Dear CEO | Release Date: 4th July 2019
To read a longer summary of this Dear CEO letter, click here.
To access the original FCA document, click here.
Short Summary
The FCA’s letter to CEOs of non-bank payment service providers (PSPs) stresses the crucial role of safeguarding customer funds under the Electronic Money Regulations 2011 (EMRs) and Payment Services Regulations 2017 (PSRs). The letter highlights the potential for significant consumer harm if firms fail, given that APIs (authorised payment institutions) and EMIs (e-money institutions) are not covered by the Financial Services Compensation Scheme (FSCS). Firms must have robust measures in place to ensure that customer funds can be returned promptly and fully in case of insolvency.
The FCA’s recent review reveals common issues in safeguarding practices, including a poor understanding of what funds need to be segregated, delays in segregating funds, and inadequate reconciliation processes. Additionally, the oversight of risk management related to safeguarding was found lacking in many firms, with few able to demonstrate that operational changes had been assessed for their impact on safeguarding arrangements.
To address these deficiencies, the FCA outlines priority areas for improvement and provides examples of both compliant and non-compliant practices.

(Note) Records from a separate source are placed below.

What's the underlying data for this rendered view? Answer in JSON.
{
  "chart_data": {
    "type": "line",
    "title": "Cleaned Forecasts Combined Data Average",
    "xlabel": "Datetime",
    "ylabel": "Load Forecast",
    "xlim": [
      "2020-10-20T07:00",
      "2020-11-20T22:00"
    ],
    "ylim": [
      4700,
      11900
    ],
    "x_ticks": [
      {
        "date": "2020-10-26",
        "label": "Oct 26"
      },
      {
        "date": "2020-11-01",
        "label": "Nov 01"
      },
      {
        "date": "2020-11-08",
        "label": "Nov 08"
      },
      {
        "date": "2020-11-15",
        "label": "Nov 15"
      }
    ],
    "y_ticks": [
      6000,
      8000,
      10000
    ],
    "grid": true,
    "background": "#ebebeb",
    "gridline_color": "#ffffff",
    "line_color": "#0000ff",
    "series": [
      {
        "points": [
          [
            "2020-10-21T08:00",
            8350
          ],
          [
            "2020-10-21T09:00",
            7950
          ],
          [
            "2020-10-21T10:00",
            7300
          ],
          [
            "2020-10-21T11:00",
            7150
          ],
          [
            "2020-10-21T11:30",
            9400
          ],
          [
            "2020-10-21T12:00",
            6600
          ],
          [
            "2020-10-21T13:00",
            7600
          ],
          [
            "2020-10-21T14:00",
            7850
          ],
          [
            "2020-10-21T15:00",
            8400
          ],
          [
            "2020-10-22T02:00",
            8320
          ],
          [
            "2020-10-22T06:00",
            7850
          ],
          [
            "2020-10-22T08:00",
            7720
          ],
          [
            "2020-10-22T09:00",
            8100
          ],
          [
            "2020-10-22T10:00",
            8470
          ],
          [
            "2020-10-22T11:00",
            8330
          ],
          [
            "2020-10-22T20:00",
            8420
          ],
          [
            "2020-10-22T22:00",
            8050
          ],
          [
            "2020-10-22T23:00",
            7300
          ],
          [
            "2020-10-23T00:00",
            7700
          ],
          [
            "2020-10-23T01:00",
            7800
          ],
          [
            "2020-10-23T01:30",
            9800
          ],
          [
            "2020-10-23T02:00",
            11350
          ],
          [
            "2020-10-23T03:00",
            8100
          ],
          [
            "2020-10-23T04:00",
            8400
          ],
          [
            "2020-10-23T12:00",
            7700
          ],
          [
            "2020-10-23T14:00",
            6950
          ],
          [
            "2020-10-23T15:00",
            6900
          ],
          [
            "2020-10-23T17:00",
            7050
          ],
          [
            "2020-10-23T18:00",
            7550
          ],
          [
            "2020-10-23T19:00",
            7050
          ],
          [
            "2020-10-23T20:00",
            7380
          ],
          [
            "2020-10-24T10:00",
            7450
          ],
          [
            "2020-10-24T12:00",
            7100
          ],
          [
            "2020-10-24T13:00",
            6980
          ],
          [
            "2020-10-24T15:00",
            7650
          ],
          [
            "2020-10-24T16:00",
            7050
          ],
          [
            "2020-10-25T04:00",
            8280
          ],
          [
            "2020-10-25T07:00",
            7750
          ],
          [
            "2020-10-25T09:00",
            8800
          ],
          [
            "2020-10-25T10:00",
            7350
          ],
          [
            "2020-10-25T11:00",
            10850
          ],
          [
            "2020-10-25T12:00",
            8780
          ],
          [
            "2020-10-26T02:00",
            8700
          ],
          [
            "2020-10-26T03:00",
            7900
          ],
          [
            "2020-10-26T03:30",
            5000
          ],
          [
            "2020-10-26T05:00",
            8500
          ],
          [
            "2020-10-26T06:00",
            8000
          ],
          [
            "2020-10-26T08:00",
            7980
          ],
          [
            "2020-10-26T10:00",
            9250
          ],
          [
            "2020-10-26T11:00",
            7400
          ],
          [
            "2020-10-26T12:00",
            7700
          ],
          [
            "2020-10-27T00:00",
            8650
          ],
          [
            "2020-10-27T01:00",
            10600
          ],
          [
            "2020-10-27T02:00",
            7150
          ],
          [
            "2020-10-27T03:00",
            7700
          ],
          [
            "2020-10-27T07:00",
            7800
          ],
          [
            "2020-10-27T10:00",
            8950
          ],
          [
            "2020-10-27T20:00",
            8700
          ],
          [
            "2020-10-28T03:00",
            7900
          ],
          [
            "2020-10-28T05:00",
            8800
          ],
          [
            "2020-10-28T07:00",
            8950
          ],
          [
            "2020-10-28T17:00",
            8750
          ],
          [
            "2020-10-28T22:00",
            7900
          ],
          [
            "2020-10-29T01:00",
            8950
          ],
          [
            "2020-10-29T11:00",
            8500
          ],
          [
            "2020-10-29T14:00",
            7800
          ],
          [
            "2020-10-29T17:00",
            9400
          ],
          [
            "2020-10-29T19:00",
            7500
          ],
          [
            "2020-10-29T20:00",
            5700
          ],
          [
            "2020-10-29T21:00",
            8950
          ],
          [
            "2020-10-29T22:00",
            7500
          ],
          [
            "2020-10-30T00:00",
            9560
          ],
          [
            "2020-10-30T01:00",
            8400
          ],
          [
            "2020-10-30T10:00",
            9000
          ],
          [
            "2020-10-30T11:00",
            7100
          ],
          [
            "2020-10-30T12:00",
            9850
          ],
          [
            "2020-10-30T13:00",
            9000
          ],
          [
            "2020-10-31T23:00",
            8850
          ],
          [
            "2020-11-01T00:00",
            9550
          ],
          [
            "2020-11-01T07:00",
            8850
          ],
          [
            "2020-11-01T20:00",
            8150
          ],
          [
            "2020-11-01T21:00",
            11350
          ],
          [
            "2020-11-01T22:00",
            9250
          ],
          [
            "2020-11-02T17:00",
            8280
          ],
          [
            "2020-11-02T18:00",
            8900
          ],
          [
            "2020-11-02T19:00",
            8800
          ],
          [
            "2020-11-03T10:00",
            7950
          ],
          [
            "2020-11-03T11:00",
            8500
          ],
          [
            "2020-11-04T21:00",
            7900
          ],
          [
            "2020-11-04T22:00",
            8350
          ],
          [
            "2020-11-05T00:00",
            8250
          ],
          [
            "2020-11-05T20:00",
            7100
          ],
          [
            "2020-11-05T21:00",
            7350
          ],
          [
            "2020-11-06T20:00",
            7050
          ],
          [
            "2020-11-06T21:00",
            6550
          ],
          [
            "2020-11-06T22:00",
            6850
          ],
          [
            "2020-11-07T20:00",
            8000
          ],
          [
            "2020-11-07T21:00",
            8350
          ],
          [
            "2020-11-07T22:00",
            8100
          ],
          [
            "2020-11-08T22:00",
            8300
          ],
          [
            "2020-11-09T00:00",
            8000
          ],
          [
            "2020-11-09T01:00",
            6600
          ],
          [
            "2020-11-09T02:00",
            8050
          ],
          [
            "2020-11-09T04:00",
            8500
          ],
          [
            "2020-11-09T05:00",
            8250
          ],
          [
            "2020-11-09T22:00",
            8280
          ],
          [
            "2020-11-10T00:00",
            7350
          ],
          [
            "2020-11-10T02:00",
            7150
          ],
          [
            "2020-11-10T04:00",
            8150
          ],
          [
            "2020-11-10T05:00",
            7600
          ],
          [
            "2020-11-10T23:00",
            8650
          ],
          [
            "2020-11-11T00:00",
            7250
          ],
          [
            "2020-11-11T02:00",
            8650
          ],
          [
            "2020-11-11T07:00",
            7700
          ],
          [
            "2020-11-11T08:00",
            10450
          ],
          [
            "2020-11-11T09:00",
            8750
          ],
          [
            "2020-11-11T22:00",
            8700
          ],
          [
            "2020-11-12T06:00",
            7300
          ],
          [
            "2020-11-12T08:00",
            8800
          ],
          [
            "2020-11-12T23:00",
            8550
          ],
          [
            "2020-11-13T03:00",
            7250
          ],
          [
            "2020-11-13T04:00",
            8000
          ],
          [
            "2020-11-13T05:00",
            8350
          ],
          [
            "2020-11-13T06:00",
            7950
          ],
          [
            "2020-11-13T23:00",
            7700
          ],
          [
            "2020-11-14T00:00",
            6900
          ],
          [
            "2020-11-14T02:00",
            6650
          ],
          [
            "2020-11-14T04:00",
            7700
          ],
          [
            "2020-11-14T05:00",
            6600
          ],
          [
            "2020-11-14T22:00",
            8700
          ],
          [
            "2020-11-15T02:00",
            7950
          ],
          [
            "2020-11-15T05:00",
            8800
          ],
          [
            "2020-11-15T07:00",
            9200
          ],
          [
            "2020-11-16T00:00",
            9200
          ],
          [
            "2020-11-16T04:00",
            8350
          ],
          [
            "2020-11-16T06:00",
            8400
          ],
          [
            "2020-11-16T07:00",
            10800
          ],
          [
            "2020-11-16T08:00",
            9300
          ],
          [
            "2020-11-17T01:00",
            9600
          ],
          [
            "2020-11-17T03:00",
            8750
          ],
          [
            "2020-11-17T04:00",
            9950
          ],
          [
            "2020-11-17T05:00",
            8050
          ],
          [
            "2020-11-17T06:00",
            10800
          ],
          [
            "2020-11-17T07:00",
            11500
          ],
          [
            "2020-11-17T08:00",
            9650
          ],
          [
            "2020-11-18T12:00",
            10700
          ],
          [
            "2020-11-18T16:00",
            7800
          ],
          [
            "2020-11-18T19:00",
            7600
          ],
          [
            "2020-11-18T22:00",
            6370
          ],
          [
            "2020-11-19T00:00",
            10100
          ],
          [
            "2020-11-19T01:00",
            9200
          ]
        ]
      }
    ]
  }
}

It is essential for firms to review and, if necessary, enhance their safeguarding arrangements to align with regulatory requirements. Firms are expected to map their products or services to identify relevant funds and adjust their safeguarding strategies accordingly.
Key Take-Aways and Actions:
Firms must urgently review their safeguarding arrangements against FCA guidance and rectify any deficiencies to ensure compliance with EMRs and PSRs. They should update these measures regularly to reflect any changes in their business model. Firms must complete and return an attestation form by the specified deadline, notifying the FCA if unable to comply. Ongoing FCA reviews will focus on safeguarding practices, with potential enforcement actions for non-compliance.